One Planet Left was an eye-opening experience for us. The conference made clear that, yes, you can use games in different ways to raise awareness for climate crisis and environmental protection.  However, the problems right now are systemic, and we cannot simply solve them by raising awareness. Many industries must change in this regard and the games industry is in a process of change, too. The conference itself also debated about these changes and challenges.

Likewise, we try to contribute our part as well: The foundation started to compensate emissions in 2020 and more and more game companies are doing the same. The Playing For The Planet Alliance, which was launched in 2019 during the Climate Summit at UN Headquarters in New York, is a prime example for the industry taking responsibility. Another is gamescom goes green, the new climate protection program of the largest games event in the world, taking place in Cologne.


Your accelerator program „Start-up: Games-Entrepreneurs” is funded by Medienboard Berlin-Brandenburg and is focused on knowledge transfer between founders and experts. What are your expectations for this program?

„Start-up: Games-Entrepreneurs” is a kind of test run.  It is a non-material education program for aspiring and new entrepreneurs with games related ideas. Yes, our goal is to give founders orientation for the different aspects of starting up a game company: leadership, legal, marketing and so on. But our meta-goal is to examine how a program like this must actually be put together to have real value for game developers. So, from a certain point of view, the program is a research project, too.


The foundation also coordinates the DCP (German Computer Games Award) together with game. What changes have you observed in the awarded games over the years and how does Berlin as a games location score in comparison?

Since the inception of the Deutscher Computerspielpreis (DCP in short) many things have changed. Back in 2009, when the award was founded by the German Bundestag and the German games industry, games were still more frowned upon in public and they were not really that established as a cultural asset yet. So sometimes there were a lot of discussions around which games can or should be awarded. For example, if educational value is mandatory and things like that. Today these discussions are a lot more informed and measured. Of course, over the years the award categories also changed a lot, as they must reflect the actual industry trends. Serious games, mobile games, live games, the players themselves: Every part of gaming culture must be recognized and the current 16 award categories make sure of that.
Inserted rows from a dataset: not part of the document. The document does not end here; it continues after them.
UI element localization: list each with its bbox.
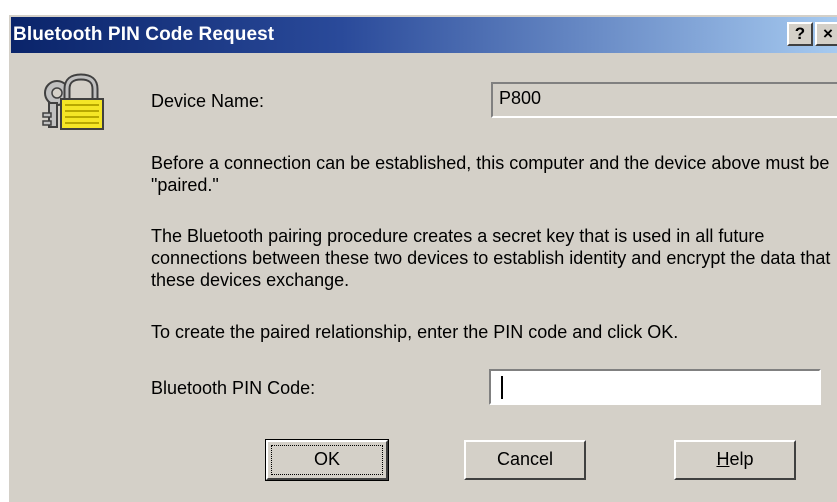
- paired-explanation-text: Before a connection can be established, …: [151, 153, 830, 195]
- device-name-label: Device Name:: [151, 91, 265, 111]
- device-name-value: P800: [499, 88, 542, 108]
- pin-code-label: Bluetooth PIN Code:: [151, 378, 316, 398]
- close-button[interactable]: ×: [815, 22, 837, 46]
- window-title: Bluetooth PIN Code Request: [13, 24, 275, 45]
- help-button-label: elp: [729, 449, 754, 469]
- help-title-button[interactable]: ?: [787, 22, 813, 46]
- keys-padlock-icon: [42, 73, 104, 130]
- pin-code-field[interactable]: [489, 369, 821, 405]
- focus-rect: [271, 445, 383, 475]
- pairing-procedure-text: The Bluetooth pairing procedure creates …: [151, 226, 831, 290]
- pin-code-input[interactable]: [497, 375, 807, 399]
- cancel-button-label: Cancel: [496, 449, 554, 469]
- ok-button[interactable]: OK: [265, 439, 389, 481]
- question-mark-icon: ?: [794, 24, 806, 43]
- close-icon: ×: [823, 24, 833, 43]
- instruction-text: To create the paired relationship, enter…: [151, 322, 679, 342]
- bluetooth-pin-dialog: Bluetooth PIN Code Request ? × Device Na…: [8, 14, 837, 502]
- device-name-field: P800: [491, 82, 837, 118]
- title-bar[interactable]: Bluetooth PIN Code Request ? ×: [11, 17, 837, 53]
- help-button[interactable]: Help: [674, 440, 796, 480]
- help-button-accelerator: H: [716, 449, 730, 469]
- cancel-button[interactable]: Cancel: [464, 440, 586, 480]
- text-caret: [501, 376, 503, 399]
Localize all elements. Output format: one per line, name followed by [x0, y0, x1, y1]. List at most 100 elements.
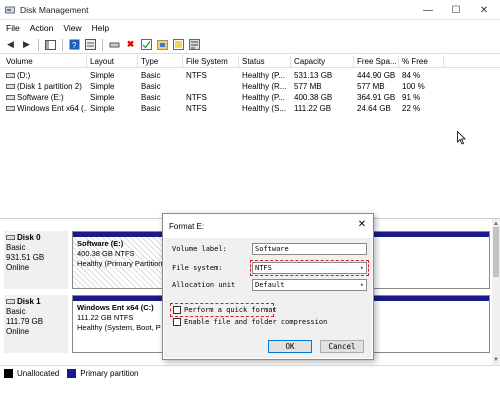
percent-free-cell: 22 % — [402, 104, 421, 113]
menu-view[interactable]: View — [63, 23, 81, 33]
new-volume-icon[interactable] — [156, 38, 169, 51]
disk-status: Online — [6, 327, 30, 336]
disk-size: 111.79 GB — [6, 317, 44, 326]
menu-help[interactable]: Help — [92, 23, 109, 33]
primary-partition-bar — [371, 232, 489, 237]
column-status[interactable]: Status — [239, 55, 291, 68]
delete-icon[interactable]: ✖ — [124, 38, 137, 51]
partition-windows-c[interactable]: Windows Ent x64 (C:) 111.22 GB NTFS Heal… — [72, 295, 172, 353]
volume-icon — [6, 84, 15, 90]
vertical-scrollbar[interactable]: ▲ ▼ — [492, 219, 500, 365]
column-layout[interactable]: Layout — [87, 55, 138, 68]
disk-1-label[interactable]: Disk 1 Basic 111.79 GB Online — [4, 295, 68, 353]
free-space-cell: 444.90 GB — [357, 71, 396, 80]
volume-icon — [6, 106, 15, 112]
legend-primary: Primary partition — [80, 369, 139, 378]
volume-label-label: Volume label: — [172, 245, 227, 253]
column-percent-free[interactable]: % Free — [399, 55, 444, 68]
title-bar: Disk Management — ☐ ✕ — [0, 0, 500, 20]
volume-cell: Software (E:) — [3, 92, 87, 103]
compression-label[interactable]: Enable file and folder compression — [184, 318, 327, 326]
file-system-cell: NTFS — [186, 93, 207, 102]
disk-size: 931.51 GB — [6, 253, 45, 262]
scroll-thumb[interactable] — [493, 227, 499, 277]
menu-action[interactable]: Action — [30, 23, 54, 33]
disk-name: Disk 0 — [17, 233, 41, 242]
legend: Unallocated Primary partition — [0, 365, 500, 381]
unallocated-swatch — [4, 369, 13, 378]
back-arrow-icon[interactable]: ◀ — [4, 38, 17, 51]
capacity-cell: 400.38 GB — [294, 93, 333, 102]
column-type[interactable]: Type — [138, 55, 183, 68]
column-file-system[interactable]: File System — [183, 55, 239, 68]
connect-icon[interactable] — [108, 38, 121, 51]
partition-detail: 111.22 GB NTFS — [77, 313, 134, 322]
status-cell: Healthy (P... — [242, 93, 285, 102]
volume-label-input[interactable]: Software — [252, 243, 367, 255]
percent-free-cell: 100 % — [402, 82, 425, 91]
column-free-space[interactable]: Free Spa... — [354, 55, 399, 68]
close-button[interactable]: ✕ — [470, 0, 498, 20]
table-row[interactable]: (Disk 1 partition 2) Simple Basic Health… — [0, 81, 500, 92]
disk-name: Disk 1 — [17, 297, 41, 306]
column-capacity[interactable]: Capacity — [291, 55, 354, 68]
table-row[interactable]: (D:) Simple Basic NTFS Healthy (P... 531… — [0, 70, 500, 81]
partition-title: Software (E:) — [77, 239, 124, 248]
type-cell: Basic — [141, 71, 161, 80]
free-space-cell: 577 MB — [357, 82, 385, 91]
volume-cell: (D:) — [3, 70, 87, 81]
settings-icon[interactable] — [188, 38, 201, 51]
capacity-cell: 577 MB — [294, 82, 322, 91]
help-icon[interactable]: ? — [68, 38, 81, 51]
toolbar: ◀ ▶ ? ✖ — [0, 36, 500, 54]
file-system-label: File system: — [172, 264, 223, 272]
status-cell: Healthy (R... — [242, 82, 287, 91]
volume-icon — [6, 95, 15, 101]
check-icon[interactable] — [140, 38, 153, 51]
dialog-title: Format E: — [169, 222, 205, 231]
menu-file[interactable]: File — [6, 23, 20, 33]
layout-cell: Simple — [90, 71, 115, 80]
ok-button[interactable]: OK — [268, 340, 312, 353]
disk-icon — [6, 299, 15, 305]
dialog-close-icon[interactable]: ✕ — [355, 218, 369, 232]
format-dialog: Format E: ✕ Volume label: Software File … — [162, 213, 374, 360]
free-space-cell: 364.91 GB — [357, 93, 396, 102]
partition-software-e[interactable]: Software (E:) 400.38 GB NTFS Healthy (Pr… — [72, 231, 172, 289]
table-row[interactable]: Windows Ent x64 (... Simple Basic NTFS H… — [0, 103, 500, 114]
chevron-down-icon: ▾ — [359, 281, 364, 289]
column-volume[interactable]: Volume — [3, 55, 87, 68]
file-system-cell: NTFS — [186, 104, 207, 113]
partition-recovery[interactable] — [370, 295, 490, 353]
cancel-button[interactable]: Cancel — [320, 340, 364, 353]
status-cell: Healthy (P... — [242, 71, 285, 80]
volume-name: Windows Ent x64 (... — [17, 104, 87, 113]
compression-checkbox[interactable] — [173, 318, 181, 326]
capacity-cell: 531.13 GB — [294, 71, 333, 80]
disk-management-icon — [5, 6, 15, 14]
free-space-cell: 24.64 GB — [357, 104, 391, 113]
file-system-cell: NTFS — [186, 71, 207, 80]
partition-status: Healthy (System, Boot, P — [77, 323, 161, 332]
table-row[interactable]: Software (E:) Simple Basic NTFS Healthy … — [0, 92, 500, 103]
disk-0-label[interactable]: Disk 0 Basic 931.51 GB Online — [4, 231, 68, 289]
rescan-icon[interactable] — [172, 38, 185, 51]
volume-name: (D:) — [17, 71, 31, 80]
volume-name: (Disk 1 partition 2) — [17, 82, 82, 91]
partition-d[interactable] — [370, 231, 490, 289]
console-tree-icon[interactable] — [44, 38, 57, 51]
disk-status: Online — [6, 263, 30, 272]
forward-arrow-icon[interactable]: ▶ — [20, 38, 33, 51]
minimize-button[interactable]: — — [414, 0, 442, 20]
properties-icon[interactable] — [84, 38, 97, 51]
type-cell: Basic — [141, 82, 161, 91]
menu-bar: File Action View Help — [0, 20, 500, 36]
toolbar-separator — [38, 38, 39, 51]
scroll-down-icon[interactable]: ▼ — [493, 357, 499, 363]
percent-free-cell: 91 % — [402, 93, 421, 102]
volume-icon — [6, 73, 15, 79]
maximize-button[interactable]: ☐ — [442, 0, 470, 20]
percent-free-cell: 84 % — [402, 71, 421, 80]
allocation-unit-select[interactable]: Default ▾ — [252, 279, 367, 291]
disk-type: Basic — [6, 307, 26, 316]
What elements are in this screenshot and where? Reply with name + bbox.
Nowadays, in my eyes the annual award show offers a good overview where the German games industry is at, and which trends influence German game developers. Berlin is certainly one of the hot spots für game development in Germany. Therefore, the region normally has its fair share of nominations and awards. Yet, the DCP is a federal award and there are lots of great games submitted from all other Germany every year. The award show itself commutes annually between Berlin and Munich, doubling down on its nationwide appeal.